The Balls are "early adopters" - farmers who acknowledged climate change early.

For example, a block of land is powered by solar panels. They've also put more beef cattle on it, which are less intensive than just dairy cows.

"Just the deintensification, using these dairy beef animals more efficiently helps with climate change."

They're also importing less harmful stock feed, recycle dirty water and plant trees to look after the Waihou River.

Over the last three years, the Balls have planted more than 6200 native trees. The idea is they'll filter the nitrate from the soil but they'll also stop the sediment running into the waterway.

They've managed a 40 percent reduction in CO2 emissions. 

It's meant retiring a lot of land, but they say farming can't be all about earning money.

"We tend to look at all the bottom lines of sustainability so there's no point in us making a huge amount of money if we are destroying our natural resources."

It's cost them thousands though to turn green. They're now worried about having to pay more in coming years as the Government announced it will start charging all farmers for emissions by 2025.

They'll also all need to do more to reach the Government's zero-carbon goals.

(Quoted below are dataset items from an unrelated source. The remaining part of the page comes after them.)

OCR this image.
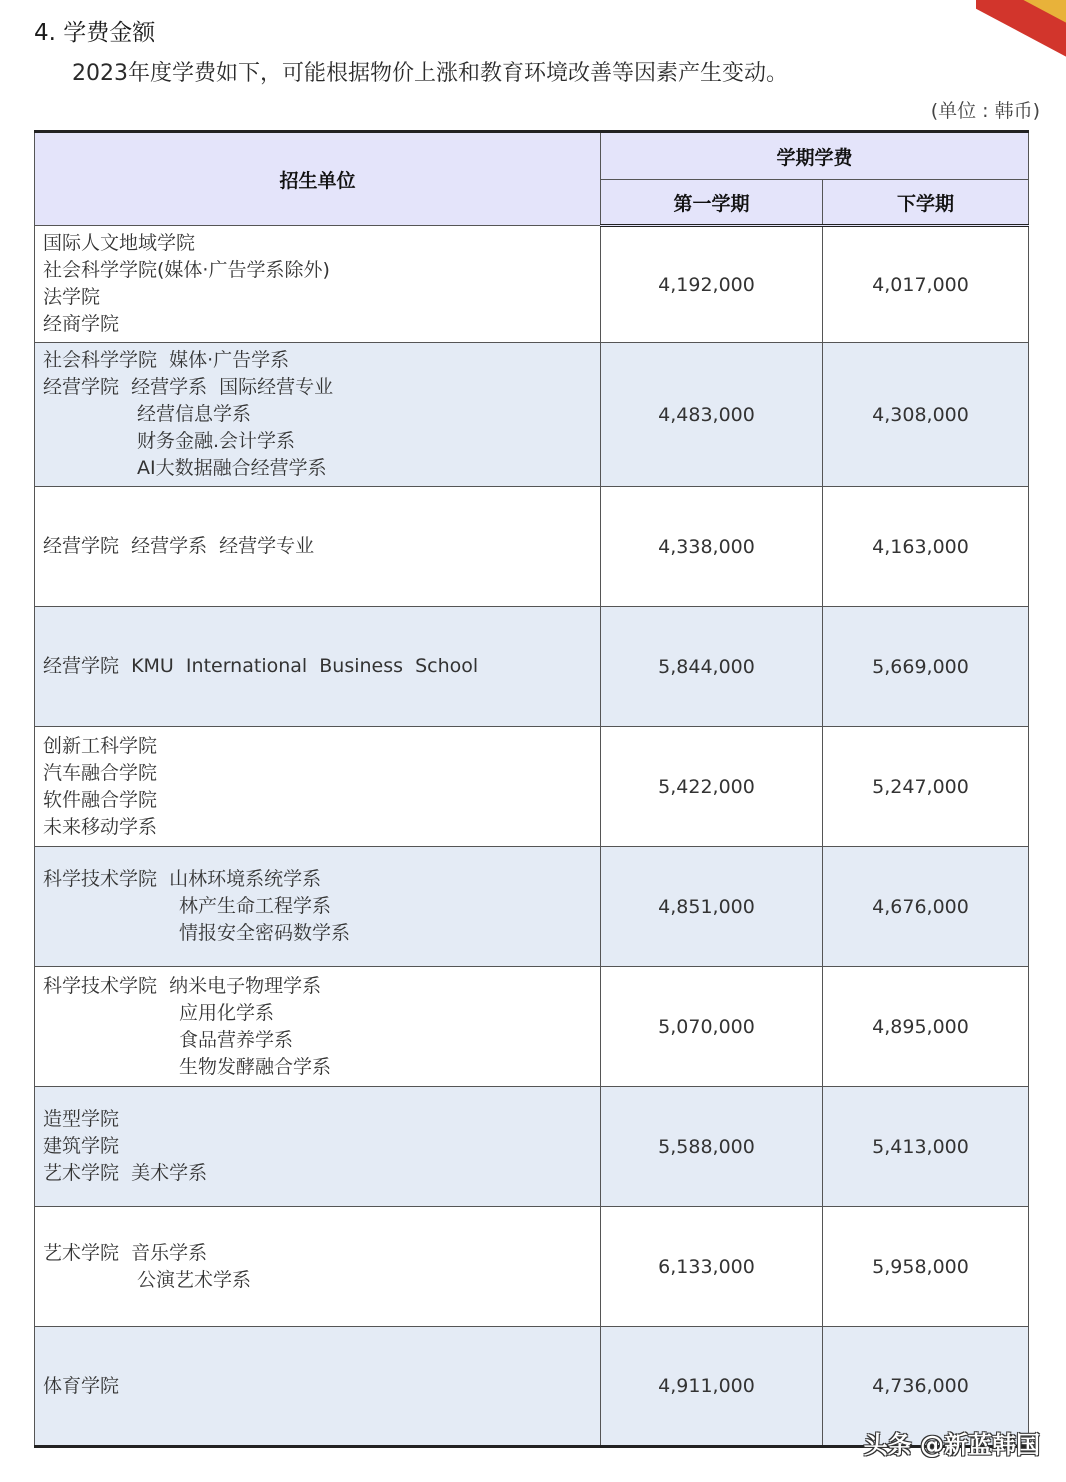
4. 学费金额
2023年度学费如下，可能根据物价上涨和教育环境改善等因素产生变动。
(单位 : 韩币)
招生单位	学期学费	
	第一学期	下学期

国际人文地域学院
社会科学学院(媒体·广告学系除外)
法学院
经商学院	4,192,000	4,017,000

社会科学学院  媒体·广告学系
经营学院  经营学系  国际经营专业
经营信息学系
财务金融.会计学系
AI大数据融合经营学系	4,483,000	4,308,000

经营学院  经营学系  经营学专业	4,338,000	4,163,000

经营学院  KMU  International  Business  School	5,844,000	5,669,000

创新工科学院
汽车融合学院
软件融合学院
未来移动学系	5,422,000	5,247,000

科学技术学院  山林环境系统学系
林产生命工程学系
情报安全密码数学系	4,851,000	4,676,000

科学技术学院  纳米电子物理学系
应用化学系
食品营养学系
生物发酵融合学系	5,070,000	4,895,000

造型学院
建筑学院
艺术学院  美术学系	5,588,000	5,413,000

艺术学院  音乐学系
公演艺术学系	6,133,000	5,958,000

体育学院	4,911,000	4,736,000
头条 @新蓝韩国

"Yeah well early adopter have done it voluntarily, so if they have to scale back again, it almost compromises their business."

But after taking their concerns to Climate Change Minister James Shaw, the Balls have been told their efforts won't go unnoticed.

"In fact, this scheme as it gets designed should ensure those people see some financial benefit," Shaw said.

Shaw says just what that financial benefit looks like is still to be determined.

The Balls are pleased to hear that, but they'll continue to farm sustainably regardless.